O’Shea’s expression changed, softened.
“I wonder?” he murmured. “She has a high spirit, and, I am beginning to think, a keen brain. Decies!”--he suddenly grasped my shoulder--“how happy some man is going to be, some day!”
He turned aside abruptly, and walked into the inner room where my modest library formed a haven of refuge. Vaguely, as we had talked, I had grown aware of voices below. My man was one of the speakers; the other voice had been inaudible throughout.
Then I heard the door open behind me. I looked. And there was Nanette!
But, even as I was about to greet her, I checked the words. I had seen Nanette merry; I had seen her sad. I knew her moods of coquetry and of contrition. But, always, save once, I had thought of her as a child. I did not know her as I saw her now.
“I thought you were my friend,” she said. “I thought I could trust you. If I had had one little doubt I would never have told you----”
“Nanette,” I began----
But she checked me with a sad, angry gesture.
“You are no better than _he_ is,” she went on bitterly; “for you helped him. Heavens, what a fool I have been! And he only thinks of me as a _bait_ for his traps!”
“Stop!” I cried. “For heaven’s sake, stop, Nanette!”
“He was right,” she pursued, stonily ignoring me, and looking unseeingly, miserably, before her as she spoke. “Captain Slattery came.
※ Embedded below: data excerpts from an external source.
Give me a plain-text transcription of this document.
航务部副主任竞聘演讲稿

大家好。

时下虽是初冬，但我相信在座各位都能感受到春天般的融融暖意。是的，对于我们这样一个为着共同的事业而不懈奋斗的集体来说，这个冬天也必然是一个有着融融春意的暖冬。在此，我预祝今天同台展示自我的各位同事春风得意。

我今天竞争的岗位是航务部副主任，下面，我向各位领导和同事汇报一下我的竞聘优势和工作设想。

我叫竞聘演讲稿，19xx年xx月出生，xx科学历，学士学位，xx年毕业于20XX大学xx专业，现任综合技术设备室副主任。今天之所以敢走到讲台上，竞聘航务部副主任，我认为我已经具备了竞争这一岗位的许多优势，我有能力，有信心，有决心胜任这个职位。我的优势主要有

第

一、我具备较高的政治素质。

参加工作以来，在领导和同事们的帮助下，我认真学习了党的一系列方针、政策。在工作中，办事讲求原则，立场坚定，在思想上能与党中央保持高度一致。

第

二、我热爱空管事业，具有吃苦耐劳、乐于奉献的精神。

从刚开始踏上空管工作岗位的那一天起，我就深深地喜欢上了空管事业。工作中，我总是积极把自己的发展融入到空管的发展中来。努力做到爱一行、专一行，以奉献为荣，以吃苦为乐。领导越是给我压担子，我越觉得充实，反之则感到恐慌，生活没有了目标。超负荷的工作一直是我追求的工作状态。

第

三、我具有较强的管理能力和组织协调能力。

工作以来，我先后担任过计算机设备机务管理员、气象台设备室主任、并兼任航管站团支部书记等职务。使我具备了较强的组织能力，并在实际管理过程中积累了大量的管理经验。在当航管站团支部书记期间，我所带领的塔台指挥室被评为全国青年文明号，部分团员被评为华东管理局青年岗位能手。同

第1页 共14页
But I had arranged to warn him.”
I remembered Milton and his watch upon the window of M. Pierre. Then, abruptly, her mood changed. The blue eyes, which were so sweetly childish, blazed at me.
“No man, however bad he is, shall ever be lured to ruin by _me_. Tell Major O’Shea that Captain Slattery is laughing at him!”
“He is entitled to laugh, Nanette,” said a grave voice.
O’Shea came out from the recess and stood watching her.
A moment she confronted him, then:
“Good-bye!” she said.
Turning, Nanette ran from the room. I heard the street door slam.
“O’Shea!” I cried. “Why didn’t you tell her?”
“It is better she should think as she does,” he replied. “Fate has done what I failed to do. Now she will forget.”
I have often wondered, since, if he believed it would be so. I have tried, knowing the man’s honesty of soul, to conceive that he hoped it would be so. What _I_ believed or what I hoped I cannot pretend to record. But, at some hour past midnight, I learned that Nanette was unwilling to ignore the promptings of her heart.
Dejectedly, I sat smoking a lonely pipe, when the ’phone bell rang. I took up the receiver. I think I knew who had called me, even before I heard her voice.
“Is that you, Mr. Decies?”
“Yes, Nanette.”
“I am so miserable, because----”
She hesitated.
“Because of what?” I prompted gently.
“Because I never gave you a chance to explain. Oh, Mr. Decies! Tell me--_is_ there something I don’t know?”
“Why, yes--there is,” I replied. “You don’t know that Major O’Shea and I were totally ignorant of the plot to trap the man you call Captain Slattery.”
“Oh!” came, as a sort of sigh, broken by a sob. “And I told him---- Mr. Decies, do you think you can ever forgive me?”
“I _do_ forgive you, Nanette.”
“And do you think---- Good-night!”
“Nanette!” I called. “Nanette!” But there was no answer.